Pembatasan plastik sekali pakai (PSP) di daerah perlu diperkuat karena beberapa peraturan tidak mengikat umum misalnya berbentuk instruksi atau keputusan kepala daerah. Peraturan pembatasan PSP hanya mengatur sampai pengawasan dan pembinaan saja, namun tidak mencantumkan instrumen penegakan hukum baik melalui sanksi atau instrumen ekonomi.

Direktur Eksekutif ICEl, Raynaldo G Sembiring, mengatakan tahun 2022 hukum lingkungan diproyeksikan tetap diarahkan sebagai instrumen untuk mendukung pembangunan berkelanjutan. Melihat situasi tahun 2020 dan 2021 hukum lingkungan tahun ini akan tetap dinamis.
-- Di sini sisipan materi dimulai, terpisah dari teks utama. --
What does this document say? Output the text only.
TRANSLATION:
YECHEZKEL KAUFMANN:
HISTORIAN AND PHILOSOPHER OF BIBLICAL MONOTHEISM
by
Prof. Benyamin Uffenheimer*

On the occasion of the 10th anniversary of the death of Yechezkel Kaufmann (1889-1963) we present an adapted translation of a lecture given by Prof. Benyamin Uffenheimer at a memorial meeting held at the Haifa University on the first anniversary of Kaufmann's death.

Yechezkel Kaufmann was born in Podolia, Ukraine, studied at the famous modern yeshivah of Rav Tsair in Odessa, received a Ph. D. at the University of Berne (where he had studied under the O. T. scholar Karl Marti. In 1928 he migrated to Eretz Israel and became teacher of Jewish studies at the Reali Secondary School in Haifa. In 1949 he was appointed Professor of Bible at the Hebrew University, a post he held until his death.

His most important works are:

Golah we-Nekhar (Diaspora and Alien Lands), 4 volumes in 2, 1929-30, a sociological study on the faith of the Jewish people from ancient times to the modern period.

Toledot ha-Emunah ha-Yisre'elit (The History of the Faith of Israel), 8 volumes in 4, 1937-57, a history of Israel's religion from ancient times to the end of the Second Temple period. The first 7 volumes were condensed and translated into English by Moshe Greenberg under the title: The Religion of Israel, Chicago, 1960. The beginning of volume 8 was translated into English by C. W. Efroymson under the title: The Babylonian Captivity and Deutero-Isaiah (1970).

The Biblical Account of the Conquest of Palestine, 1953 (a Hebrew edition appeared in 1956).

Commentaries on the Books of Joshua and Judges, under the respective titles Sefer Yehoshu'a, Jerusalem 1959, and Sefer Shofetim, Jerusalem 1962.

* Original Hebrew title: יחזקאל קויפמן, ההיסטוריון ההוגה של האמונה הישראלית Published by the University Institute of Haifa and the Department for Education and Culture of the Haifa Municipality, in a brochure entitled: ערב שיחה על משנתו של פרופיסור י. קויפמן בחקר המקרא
Ada beberapa kebijakan yang positif dan lainnya mendapat kritik. Tahun 2022 diproyeksikan masih ada tantangan terkait putusan pengadilan atau ketidakjelasan putusan pengadilan. Hal itu terjadi karena ada ketidakjelasan dalam regulasi seperti UU No.11 Tahun 2020 dan peraturan turunannya.

“Tahun 2022 kebijakan perlindungan hak masyarakat (anti SLAPP) belum akan terpadu dan menyeluruh. Penyelesaian kasus-kasus SLAPP akan lebih banyak terjadi secara kasuistis,” katanya.